CDC ‘tracking’ new highly-mutated COVID virus found in Israel
US Centers for Disease Control and Prevention said on Thursday that it was tracking a new, highly mutated lineage of the virus that causes COVID-19.
The lineage is named BA.2.86, and has been detected in the United States, Denmark and Israel, the CDC said in a post on messaging platform X.
“As we learn more about BA.2.86, CDC’s advice on protecting yourself from COVID-19 remains the same,” the agency said.
The World Health Organization (WHO) earlier on Thursday said in a post on X that it had classified BA.2.86 as a “variant under monitoring” due to the large number of mutations it carries.
WHO has designated #COVID19 variant BA.2.86 as a ‘variant under monitoring’ today due to the large number of mutations it carries.So far, only a few sequences of the variant have been reported from a handful of countries. https://t.co/3tJkDZdY1V
— World Health Organization (WHO) (@WHO) August 17, 2023
The WHO said that, so far, only a few sequences of the variant have been reported from a handful of countries.

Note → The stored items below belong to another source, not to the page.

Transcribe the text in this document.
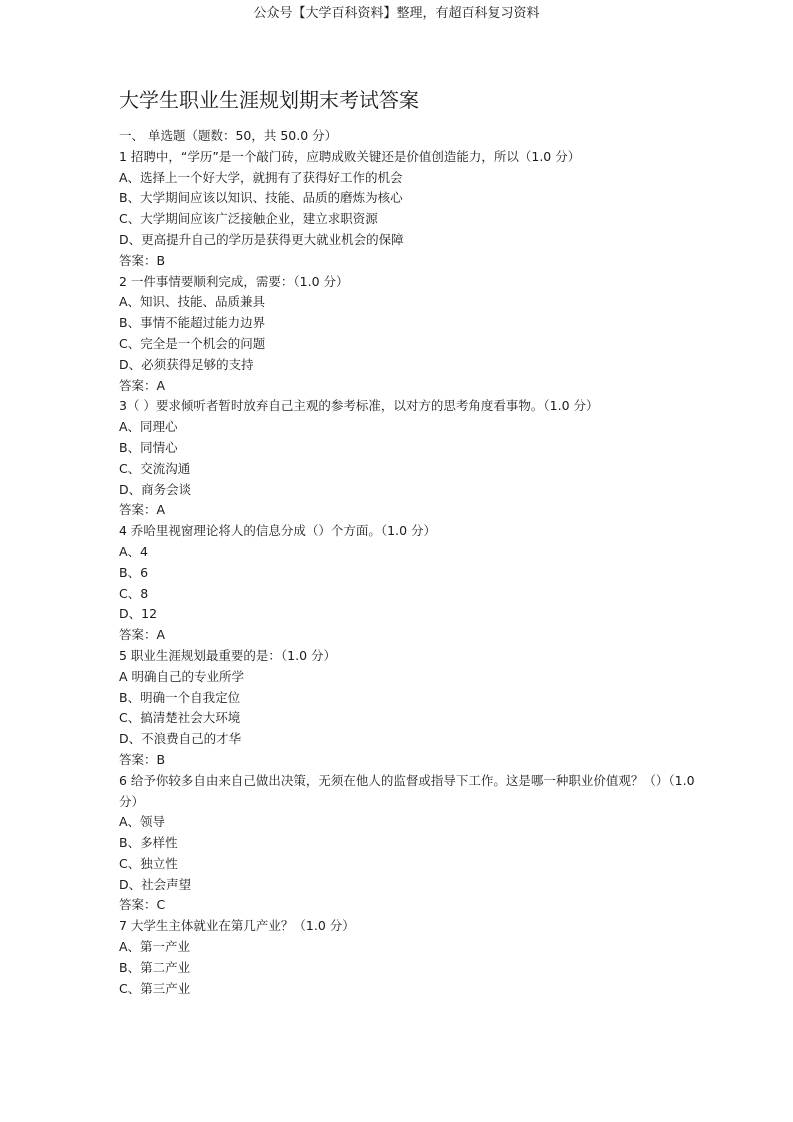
公众号【大学百科资料】整理，有超百科复习资料
大学生职业生涯规划期末考试答案
一、 单选题（题数：50，共 50.0 分）
1 招聘中，“学历”是一个敲门砖，应聘成败关键还是价值创造能力，所以（1.0 分）
A、选择上一个好大学，就拥有了获得好工作的机会
B、大学期间应该以知识、技能、品质的磨炼为核心
C、大学期间应该广泛接触企业，建立求职资源
D、更高提升自己的学历是获得更大就业机会的保障
答案：B
2 一件事情要顺利完成，需要：（1.0 分）
A、知识、技能、品质兼具
B、事情不能超过能力边界
C、完全是一个机会的问题
D、必须获得足够的支持
答案：A
3（ ）要求倾听者暂时放弃自己主观的参考标准，以对方的思考角度看事物。（1.0 分）
A、同理心
B、同情心
C、交流沟通
D、商务会谈
答案：A
4 乔哈里视窗理论将人的信息分成（）个方面。（1.0 分）
A、4
B、6
C、8
D、12
答案：A
5 职业生涯规划最重要的是：（1.0 分）
A 明确自己的专业所学
B、明确一个自我定位
C、搞清楚社会大环境
D、不浪费自己的才华
答案：B
6 给予你较多自由来自己做出决策，无须在他人的监督或指导下工作。这是哪一种职业价值观？（）（1.0 分）
A、领导
B、多样性
C、独立性
D、社会声望
答案：C
7 大学生主体就业在第几产业？（1.0 分）
A、第一产业
B、第二产业
C、第三产业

BA.2.86 strain ‘harkens back to an earlier branch’
The new lineage, which has 36 mutations from the currently-dominant XXB.1.5 COVID variant “harkens back to an earlier branch” of the virus, explained Dr. S. Wesley Long, medical director of diagnostic microbiology at Houston Methodist.

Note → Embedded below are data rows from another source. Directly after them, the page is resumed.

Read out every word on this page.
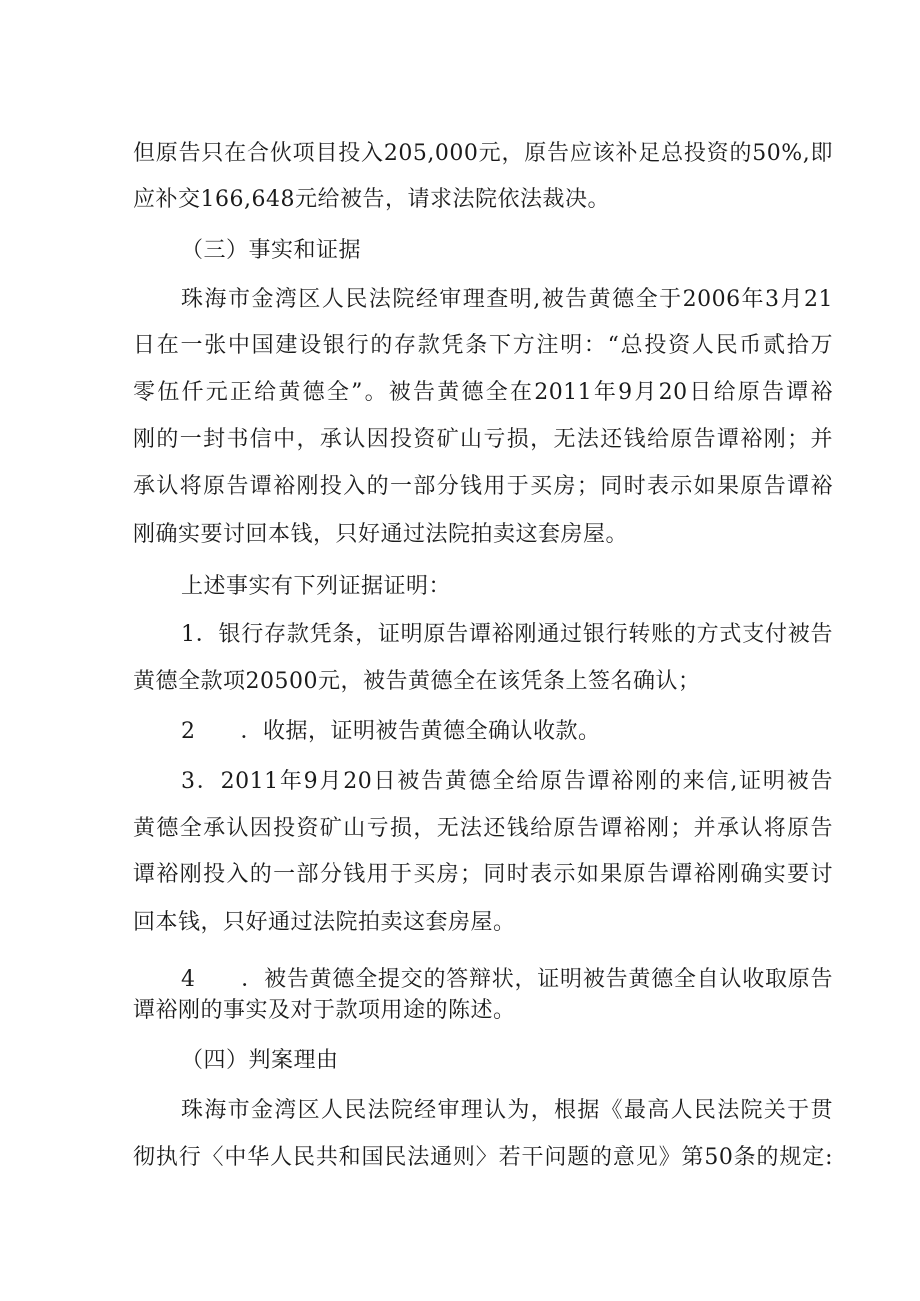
但原告只在合伙项目投入205,000元，原告应该补足总投资的50%,即
应补交166,648元给被告，请求法院依法裁决。
（三）事实和证据
珠海市金湾区人民法院经审理查明,被告黄德全于2006年3月21
日在一张中国建设银行的存款凭条下方注明：“总投资人民币贰拾万
零伍仟元正给黄德全”。被告黄德全在2011年9月20日给原告谭裕
刚的一封书信中，承认因投资矿山亏损，无法还钱给原告谭裕刚；并
承认将原告谭裕刚投入的一部分钱用于买房；同时表示如果原告谭裕
刚确实要讨回本钱，只好通过法院拍卖这套房屋。
上述事实有下列证据证明：
1．银行存款凭条，证明原告谭裕刚通过银行转账的方式支付被告
黄德全款项20500元，被告黄德全在该凭条上签名确认；
2　　．收据，证明被告黄德全确认收款。
3．2011年9月20日被告黄德全给原告谭裕刚的来信,证明被告
黄德全承认因投资矿山亏损，无法还钱给原告谭裕刚；并承认将原告
谭裕刚投入的一部分钱用于买房；同时表示如果原告谭裕刚确实要讨
回本钱，只好通过法院拍卖这套房屋。
4　　．被告黄德全提交的答辩状，证明被告黄德全自认收取原告
谭裕刚的事实及对于款项用途的陈述。
（四）判案理由
珠海市金湾区人民法院经审理认为，根据《最高人民法院关于贯
彻执行〈中华人民共和国民法通则〉若干问题的意见》第50条的规定:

He said it remains to be seen whether BB.2.86 will be able to out-compete other strains of the virus or have any advantage in escaping immune responses from prior infection or vaccination.
Early analysis indicates that the new variant “will have equal or greater escape than XXB.1.5 from antibodies elicited by pre-Omicron and first-generation Omicron variants,” Jesse Bloom, a virologist at the Fred Hutch Cancer Center said in a slide deck published on Thursday.

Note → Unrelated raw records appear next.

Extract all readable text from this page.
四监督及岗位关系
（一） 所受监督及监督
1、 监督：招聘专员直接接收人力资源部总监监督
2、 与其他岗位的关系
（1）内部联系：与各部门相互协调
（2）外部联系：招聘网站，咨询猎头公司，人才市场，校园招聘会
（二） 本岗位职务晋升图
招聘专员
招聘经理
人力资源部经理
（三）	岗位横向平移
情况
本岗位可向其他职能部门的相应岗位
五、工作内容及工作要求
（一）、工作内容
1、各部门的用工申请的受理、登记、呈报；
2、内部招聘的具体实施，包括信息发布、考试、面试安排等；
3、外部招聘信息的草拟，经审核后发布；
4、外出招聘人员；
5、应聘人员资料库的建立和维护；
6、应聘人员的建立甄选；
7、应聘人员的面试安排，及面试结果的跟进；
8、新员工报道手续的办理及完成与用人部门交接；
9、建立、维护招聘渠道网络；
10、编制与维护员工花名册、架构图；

The Omicron subvariant XBB.1.5 is the strain targeted by vaccines in upcoming COVID booster shots.
Bloom’s slides note that the most likely scenario is that BA.2.86 is less transmissible than current dominant variants, so never spreads widely, but more sequencing data is needed.
“My biggest concern would be that it could cause a bigger spike in cases than what we have seen in recent waves,” Dr. Long said. “The boosters will still help you fight off COVID in general.”